The results indicate that people we perceive as creepy are much more likely to be male than female (as are most clowns), that unpredictability is an important component of creepiness, and that unusual patterns of eye contact and other nonverbal behaviors set off our creepiness detectors.

Unusual or strange physical characteristics such as bulging eyes, a peculiar smile, or inordinately long fingers did not, in and of themselves, cause us to perceive someone as creepy. But the presence of weird physical traits can amplify other creepy tendencies that a person may exhibit, such as persistently steering conversations toward peculiar sexual topics or failing to understand a policy that does not permit people to bring reptiles into the office.

When we asked people to rate the creepiness of different occupations, the one that rose to the top of the creep list was, you guessed it: Clowns.

The results are consistent with my theory that feeling “creeped out” is a response to the ambiguity of threat, and that it is only when we are confronted with uncertainty about that threat that we get the chills.

For example, it would be considered rude and strange to run away in the middle of a conversation with someone who is sending out a creepy vibe, but who is actually harmless. At the same time, it could be perilous to ignore your intuition and engage with that individual if he is, in fact, a threat. The ambivalence leaves you frozen in place, wallowing in discomfort.

This reaction could be adaptive, something humans have evolved to feel, meaning that being creeped out is a way to maintain vigilance during a potentially dangerous situation.

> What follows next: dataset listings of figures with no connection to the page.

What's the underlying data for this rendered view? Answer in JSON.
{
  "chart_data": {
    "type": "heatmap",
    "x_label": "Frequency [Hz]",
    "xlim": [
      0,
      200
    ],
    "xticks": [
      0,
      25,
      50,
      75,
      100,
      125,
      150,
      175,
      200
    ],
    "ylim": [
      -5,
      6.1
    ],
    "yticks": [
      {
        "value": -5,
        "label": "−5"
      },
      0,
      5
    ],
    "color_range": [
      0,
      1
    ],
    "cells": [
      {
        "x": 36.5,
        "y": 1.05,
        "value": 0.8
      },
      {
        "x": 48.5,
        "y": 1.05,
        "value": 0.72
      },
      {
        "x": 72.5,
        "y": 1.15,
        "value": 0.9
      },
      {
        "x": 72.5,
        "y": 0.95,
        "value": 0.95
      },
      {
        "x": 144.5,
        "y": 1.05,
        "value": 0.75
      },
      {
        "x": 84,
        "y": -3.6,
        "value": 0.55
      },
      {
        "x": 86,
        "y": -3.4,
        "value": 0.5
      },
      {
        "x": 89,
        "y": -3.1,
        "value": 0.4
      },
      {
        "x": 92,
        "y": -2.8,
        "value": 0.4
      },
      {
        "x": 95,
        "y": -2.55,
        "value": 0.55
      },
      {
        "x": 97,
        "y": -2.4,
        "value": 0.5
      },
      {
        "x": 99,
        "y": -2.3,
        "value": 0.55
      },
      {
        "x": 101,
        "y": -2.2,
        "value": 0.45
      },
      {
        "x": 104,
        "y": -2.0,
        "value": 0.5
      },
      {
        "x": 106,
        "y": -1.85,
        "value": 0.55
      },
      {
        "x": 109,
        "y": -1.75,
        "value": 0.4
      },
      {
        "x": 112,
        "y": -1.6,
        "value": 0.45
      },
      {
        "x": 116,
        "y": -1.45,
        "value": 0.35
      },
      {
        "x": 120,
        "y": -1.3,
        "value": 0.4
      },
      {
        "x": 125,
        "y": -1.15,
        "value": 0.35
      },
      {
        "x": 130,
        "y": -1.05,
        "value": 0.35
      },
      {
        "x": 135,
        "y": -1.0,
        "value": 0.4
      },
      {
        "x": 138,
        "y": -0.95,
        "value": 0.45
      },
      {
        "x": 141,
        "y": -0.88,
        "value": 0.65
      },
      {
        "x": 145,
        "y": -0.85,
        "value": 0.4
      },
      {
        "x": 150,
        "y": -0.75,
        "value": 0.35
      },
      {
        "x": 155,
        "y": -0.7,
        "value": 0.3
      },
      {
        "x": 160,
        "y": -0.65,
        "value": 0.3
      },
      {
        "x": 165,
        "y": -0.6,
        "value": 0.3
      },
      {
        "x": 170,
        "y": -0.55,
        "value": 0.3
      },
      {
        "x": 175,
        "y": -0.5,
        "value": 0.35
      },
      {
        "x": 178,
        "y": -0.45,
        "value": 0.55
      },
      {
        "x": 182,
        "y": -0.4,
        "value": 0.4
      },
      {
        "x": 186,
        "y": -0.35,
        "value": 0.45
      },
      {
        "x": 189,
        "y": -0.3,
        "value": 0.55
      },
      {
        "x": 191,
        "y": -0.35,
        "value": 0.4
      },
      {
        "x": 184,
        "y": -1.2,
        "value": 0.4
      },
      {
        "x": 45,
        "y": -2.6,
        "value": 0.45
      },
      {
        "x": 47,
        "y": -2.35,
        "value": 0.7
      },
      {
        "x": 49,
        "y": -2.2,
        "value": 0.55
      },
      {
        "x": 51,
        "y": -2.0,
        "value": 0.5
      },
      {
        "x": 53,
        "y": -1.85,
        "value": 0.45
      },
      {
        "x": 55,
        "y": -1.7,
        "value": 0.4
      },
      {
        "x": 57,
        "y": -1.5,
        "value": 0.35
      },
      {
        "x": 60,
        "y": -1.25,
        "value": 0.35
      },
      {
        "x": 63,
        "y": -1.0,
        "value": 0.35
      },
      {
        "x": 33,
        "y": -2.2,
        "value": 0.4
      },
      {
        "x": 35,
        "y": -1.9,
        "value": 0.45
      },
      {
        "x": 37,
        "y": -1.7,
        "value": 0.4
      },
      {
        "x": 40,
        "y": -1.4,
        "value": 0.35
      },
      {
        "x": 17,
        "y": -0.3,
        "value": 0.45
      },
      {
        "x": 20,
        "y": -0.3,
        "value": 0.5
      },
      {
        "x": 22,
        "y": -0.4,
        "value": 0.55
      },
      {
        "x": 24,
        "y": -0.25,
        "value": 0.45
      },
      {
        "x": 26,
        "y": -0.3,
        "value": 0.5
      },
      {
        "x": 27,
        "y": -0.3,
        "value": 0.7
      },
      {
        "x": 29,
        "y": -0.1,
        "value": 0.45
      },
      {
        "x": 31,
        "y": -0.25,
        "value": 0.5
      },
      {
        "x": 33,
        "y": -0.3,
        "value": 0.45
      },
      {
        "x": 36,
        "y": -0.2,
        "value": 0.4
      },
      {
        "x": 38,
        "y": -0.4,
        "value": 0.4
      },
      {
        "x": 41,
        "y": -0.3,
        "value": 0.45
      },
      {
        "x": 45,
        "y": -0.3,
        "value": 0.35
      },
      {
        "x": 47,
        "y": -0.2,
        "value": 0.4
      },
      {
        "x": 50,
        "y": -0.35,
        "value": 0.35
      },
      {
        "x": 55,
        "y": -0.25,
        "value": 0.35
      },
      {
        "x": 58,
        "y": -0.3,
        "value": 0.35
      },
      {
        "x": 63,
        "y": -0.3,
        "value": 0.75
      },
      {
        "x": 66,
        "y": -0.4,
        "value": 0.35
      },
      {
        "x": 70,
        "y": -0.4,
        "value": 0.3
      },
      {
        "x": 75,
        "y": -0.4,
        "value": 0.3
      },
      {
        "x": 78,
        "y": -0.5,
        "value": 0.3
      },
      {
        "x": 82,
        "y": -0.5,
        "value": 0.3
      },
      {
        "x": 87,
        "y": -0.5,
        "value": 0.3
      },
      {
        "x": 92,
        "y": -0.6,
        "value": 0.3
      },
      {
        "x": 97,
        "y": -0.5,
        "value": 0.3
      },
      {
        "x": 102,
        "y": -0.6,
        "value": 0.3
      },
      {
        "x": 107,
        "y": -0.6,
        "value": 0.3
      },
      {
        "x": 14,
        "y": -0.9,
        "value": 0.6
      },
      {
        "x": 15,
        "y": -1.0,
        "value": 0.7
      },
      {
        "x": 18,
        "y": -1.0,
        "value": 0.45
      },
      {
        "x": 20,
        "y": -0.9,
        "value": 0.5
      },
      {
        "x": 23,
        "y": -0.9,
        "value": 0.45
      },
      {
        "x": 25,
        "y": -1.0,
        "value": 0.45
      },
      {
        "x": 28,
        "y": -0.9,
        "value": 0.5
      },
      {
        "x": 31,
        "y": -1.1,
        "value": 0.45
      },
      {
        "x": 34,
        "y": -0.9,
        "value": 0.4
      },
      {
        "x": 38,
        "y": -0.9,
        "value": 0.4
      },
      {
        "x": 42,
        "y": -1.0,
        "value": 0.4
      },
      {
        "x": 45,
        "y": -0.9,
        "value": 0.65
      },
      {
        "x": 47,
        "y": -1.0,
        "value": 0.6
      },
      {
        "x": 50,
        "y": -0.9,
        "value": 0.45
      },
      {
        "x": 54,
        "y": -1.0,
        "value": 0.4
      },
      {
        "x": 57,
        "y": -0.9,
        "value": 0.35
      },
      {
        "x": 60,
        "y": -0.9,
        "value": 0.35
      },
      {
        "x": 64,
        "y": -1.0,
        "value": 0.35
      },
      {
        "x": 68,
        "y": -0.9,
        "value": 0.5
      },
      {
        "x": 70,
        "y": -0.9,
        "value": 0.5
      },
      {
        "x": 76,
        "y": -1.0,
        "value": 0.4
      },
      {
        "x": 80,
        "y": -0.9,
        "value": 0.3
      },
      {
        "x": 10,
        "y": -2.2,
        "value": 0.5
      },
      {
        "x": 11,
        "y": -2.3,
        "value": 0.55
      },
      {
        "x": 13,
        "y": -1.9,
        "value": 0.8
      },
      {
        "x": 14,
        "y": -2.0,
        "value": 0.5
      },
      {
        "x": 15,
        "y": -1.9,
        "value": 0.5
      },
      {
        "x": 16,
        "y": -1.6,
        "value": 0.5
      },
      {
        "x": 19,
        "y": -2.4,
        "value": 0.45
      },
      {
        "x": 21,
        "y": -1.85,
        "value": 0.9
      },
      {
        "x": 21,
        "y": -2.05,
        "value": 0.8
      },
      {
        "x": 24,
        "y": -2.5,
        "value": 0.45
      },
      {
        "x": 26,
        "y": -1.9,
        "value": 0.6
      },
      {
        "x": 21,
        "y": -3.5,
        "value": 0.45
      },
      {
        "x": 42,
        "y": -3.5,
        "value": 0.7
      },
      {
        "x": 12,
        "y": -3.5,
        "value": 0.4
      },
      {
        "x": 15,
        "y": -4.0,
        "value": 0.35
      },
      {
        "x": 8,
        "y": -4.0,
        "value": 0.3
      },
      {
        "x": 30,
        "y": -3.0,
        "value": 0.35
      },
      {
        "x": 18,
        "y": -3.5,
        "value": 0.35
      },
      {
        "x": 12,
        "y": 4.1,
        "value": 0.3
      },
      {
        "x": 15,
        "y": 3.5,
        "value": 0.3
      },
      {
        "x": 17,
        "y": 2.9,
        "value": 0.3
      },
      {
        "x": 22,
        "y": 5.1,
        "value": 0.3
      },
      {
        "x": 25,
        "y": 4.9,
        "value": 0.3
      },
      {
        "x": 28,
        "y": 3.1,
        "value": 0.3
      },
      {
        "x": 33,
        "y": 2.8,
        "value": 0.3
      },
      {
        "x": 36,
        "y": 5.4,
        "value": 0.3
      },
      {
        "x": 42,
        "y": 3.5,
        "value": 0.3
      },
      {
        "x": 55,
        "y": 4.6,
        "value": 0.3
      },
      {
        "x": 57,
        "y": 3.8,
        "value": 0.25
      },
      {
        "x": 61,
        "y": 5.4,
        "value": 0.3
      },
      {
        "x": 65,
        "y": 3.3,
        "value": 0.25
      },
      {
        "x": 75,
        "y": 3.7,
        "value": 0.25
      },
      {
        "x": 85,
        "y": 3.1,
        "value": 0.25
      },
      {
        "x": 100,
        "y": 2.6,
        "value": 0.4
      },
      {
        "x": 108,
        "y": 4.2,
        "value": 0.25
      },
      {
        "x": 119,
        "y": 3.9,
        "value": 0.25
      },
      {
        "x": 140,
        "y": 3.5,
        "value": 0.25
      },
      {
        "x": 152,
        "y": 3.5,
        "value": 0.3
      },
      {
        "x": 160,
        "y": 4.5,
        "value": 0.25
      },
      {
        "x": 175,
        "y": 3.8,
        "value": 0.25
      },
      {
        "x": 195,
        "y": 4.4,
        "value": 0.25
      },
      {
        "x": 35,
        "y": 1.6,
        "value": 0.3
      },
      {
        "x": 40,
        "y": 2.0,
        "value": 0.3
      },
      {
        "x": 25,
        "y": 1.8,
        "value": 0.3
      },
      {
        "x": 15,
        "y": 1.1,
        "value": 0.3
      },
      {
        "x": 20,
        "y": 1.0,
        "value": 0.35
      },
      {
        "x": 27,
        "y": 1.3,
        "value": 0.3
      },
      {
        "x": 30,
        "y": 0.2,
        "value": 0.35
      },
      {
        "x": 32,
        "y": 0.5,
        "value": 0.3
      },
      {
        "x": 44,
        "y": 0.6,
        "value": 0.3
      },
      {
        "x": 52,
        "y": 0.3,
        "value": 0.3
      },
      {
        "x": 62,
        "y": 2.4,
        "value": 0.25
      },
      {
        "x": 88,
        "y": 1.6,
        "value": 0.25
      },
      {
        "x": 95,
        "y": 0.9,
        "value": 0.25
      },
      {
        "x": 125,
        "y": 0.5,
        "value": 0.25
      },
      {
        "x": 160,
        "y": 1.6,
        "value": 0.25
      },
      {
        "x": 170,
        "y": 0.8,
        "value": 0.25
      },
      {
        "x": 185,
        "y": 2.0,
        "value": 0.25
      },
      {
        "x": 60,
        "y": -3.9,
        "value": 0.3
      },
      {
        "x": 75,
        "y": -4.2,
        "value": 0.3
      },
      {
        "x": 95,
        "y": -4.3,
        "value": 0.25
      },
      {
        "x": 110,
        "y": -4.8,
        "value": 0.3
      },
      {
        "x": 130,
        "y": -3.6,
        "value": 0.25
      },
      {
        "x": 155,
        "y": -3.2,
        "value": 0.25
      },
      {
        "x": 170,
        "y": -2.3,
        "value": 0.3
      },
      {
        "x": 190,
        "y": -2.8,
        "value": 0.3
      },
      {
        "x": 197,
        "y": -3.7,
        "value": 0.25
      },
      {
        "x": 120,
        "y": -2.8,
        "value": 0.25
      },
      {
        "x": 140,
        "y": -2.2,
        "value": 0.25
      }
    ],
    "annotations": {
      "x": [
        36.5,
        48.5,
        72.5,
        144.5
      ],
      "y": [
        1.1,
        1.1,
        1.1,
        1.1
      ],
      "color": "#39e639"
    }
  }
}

Why Clowns Set Off Our Creep Alert

In light of our study’s results, it is not at all surprising that we find clowns creepy. Rami Nader, a Canadian psychologist who studies coulrophobia, or the irrational fear of clowns, believes that clown phobias are fueled by the fact that clowns wear makeup and disguises that hide their true identity and feelings. It has been estimated that approximately 2% of adults have a fear of clowns.

This is consistent with my hypothesis that the inherent ambiguity surrounding clowns makes them creepy. They seem happy, but we don't know if they really are. And they’re mischievous, which puts us constantly on guard. When we interact with a clown during one of his routines, we don't know if we're about to get a pie in the face or be the victim of another humiliating prank. The highly unusual physical characteristics of the clown (the wig, the big red nose, the makeup, the odd clothing) only magnify the uncertainty of what he might do next.

There are certainly other types of people who creep us out—taxidermists and undertakers are also high on the creepy occupation spectrum. But they have their work cut out for them if they aspire to the level of creepiness we attribute to clowns. In other words, they have big shoes to fill.